Последний вопрос Самоварова несколько озадачил. Что мастурбировать нужно, он знал. Но каково в психоанализе отношение к этим самым столбикам?

Алла Леонидовна воспользовалась замешательством пациента. В мгновение ока она мягко выудила из закромов самоваровского подсознания давнюю и многозначительную историю. Дело в том, что Самоваров и его сосед Вовка, будучи оба лет семи, однажды на пару нагадили в живописной беседке Комсомольского парка. Потом они засели в недальних кустах и очень радовались, наблюдая контраст между лирическим настроем входящих в беседку и всеми оттенками их ужаса, гнева и отвращения на выходе. Какой-то дядька, оглядываясь и держась за живот, вбежал в беседку на всех парах, но тут же пулей выскочил оттуда. Он потом долго шаркал подошвами об изумрудную траву газона и бранился причудливым матом. Самоваров с Вовкой, наверное, как раз и испытывали в ту минуту искомую Кихтяниной гордость?

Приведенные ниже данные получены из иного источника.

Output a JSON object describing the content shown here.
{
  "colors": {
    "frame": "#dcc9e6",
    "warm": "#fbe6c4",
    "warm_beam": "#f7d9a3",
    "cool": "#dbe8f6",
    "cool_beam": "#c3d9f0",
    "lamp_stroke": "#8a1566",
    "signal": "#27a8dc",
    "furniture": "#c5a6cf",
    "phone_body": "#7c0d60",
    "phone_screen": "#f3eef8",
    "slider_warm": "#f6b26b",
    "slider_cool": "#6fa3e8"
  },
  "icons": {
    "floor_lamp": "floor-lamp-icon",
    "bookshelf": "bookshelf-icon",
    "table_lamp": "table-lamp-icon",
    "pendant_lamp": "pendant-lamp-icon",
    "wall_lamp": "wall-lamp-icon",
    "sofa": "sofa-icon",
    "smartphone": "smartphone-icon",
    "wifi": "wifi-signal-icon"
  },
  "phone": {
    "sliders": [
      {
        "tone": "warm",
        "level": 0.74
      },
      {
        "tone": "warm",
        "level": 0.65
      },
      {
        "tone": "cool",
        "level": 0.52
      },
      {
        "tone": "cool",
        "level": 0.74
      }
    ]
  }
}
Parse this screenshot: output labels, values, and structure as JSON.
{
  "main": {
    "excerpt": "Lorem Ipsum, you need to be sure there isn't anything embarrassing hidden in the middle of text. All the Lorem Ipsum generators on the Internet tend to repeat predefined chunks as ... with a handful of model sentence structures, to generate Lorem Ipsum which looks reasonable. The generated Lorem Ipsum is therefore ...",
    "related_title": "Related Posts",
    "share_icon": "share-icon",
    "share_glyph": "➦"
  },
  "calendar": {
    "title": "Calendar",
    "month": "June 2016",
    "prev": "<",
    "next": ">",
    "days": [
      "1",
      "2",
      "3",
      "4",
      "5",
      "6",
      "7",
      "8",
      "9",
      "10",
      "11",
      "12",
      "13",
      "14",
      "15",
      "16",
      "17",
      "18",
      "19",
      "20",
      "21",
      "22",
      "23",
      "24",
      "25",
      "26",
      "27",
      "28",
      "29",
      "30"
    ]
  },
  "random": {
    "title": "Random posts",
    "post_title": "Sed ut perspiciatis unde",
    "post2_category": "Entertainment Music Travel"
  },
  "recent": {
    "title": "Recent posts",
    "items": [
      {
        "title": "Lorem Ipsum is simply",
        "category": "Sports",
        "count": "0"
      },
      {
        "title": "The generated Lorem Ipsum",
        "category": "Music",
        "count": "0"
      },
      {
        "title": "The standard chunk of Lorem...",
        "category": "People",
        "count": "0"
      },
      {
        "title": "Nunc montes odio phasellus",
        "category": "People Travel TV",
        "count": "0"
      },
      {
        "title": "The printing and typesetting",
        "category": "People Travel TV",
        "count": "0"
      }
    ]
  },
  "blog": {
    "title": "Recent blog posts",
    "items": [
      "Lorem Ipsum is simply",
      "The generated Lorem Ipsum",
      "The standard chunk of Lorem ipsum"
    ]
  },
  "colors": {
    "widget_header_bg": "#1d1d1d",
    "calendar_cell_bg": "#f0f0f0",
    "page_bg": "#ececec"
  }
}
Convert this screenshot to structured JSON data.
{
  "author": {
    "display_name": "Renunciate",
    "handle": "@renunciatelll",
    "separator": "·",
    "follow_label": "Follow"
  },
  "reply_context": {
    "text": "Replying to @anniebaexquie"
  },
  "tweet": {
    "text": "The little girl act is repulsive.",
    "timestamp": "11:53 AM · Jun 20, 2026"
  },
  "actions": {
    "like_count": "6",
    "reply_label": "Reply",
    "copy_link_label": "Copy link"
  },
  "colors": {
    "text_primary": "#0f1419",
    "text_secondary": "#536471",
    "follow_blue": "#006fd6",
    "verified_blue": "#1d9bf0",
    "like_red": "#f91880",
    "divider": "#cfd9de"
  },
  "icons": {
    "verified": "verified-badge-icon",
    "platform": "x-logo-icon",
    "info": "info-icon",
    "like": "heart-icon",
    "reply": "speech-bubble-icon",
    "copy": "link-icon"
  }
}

С тех пор, как Самоваров нагадил в беседке, он об этом ни разу не вспоминал. Однако при мягких звуках голоса Аллы Леонидовны некрасивая история бойким поплавком вынырнула из глубин памяти. Самоваров почувствовал: приключение в парке, как и сон о Кремле – прямое попадание во фрейдову десятку.

Он не ошибся. Выяснилось, что радость при виде дядьки в замаранных штиблетах означала могучую, но подавляемую сексуальность, свойственную Самоварову чуть ли не с рождения.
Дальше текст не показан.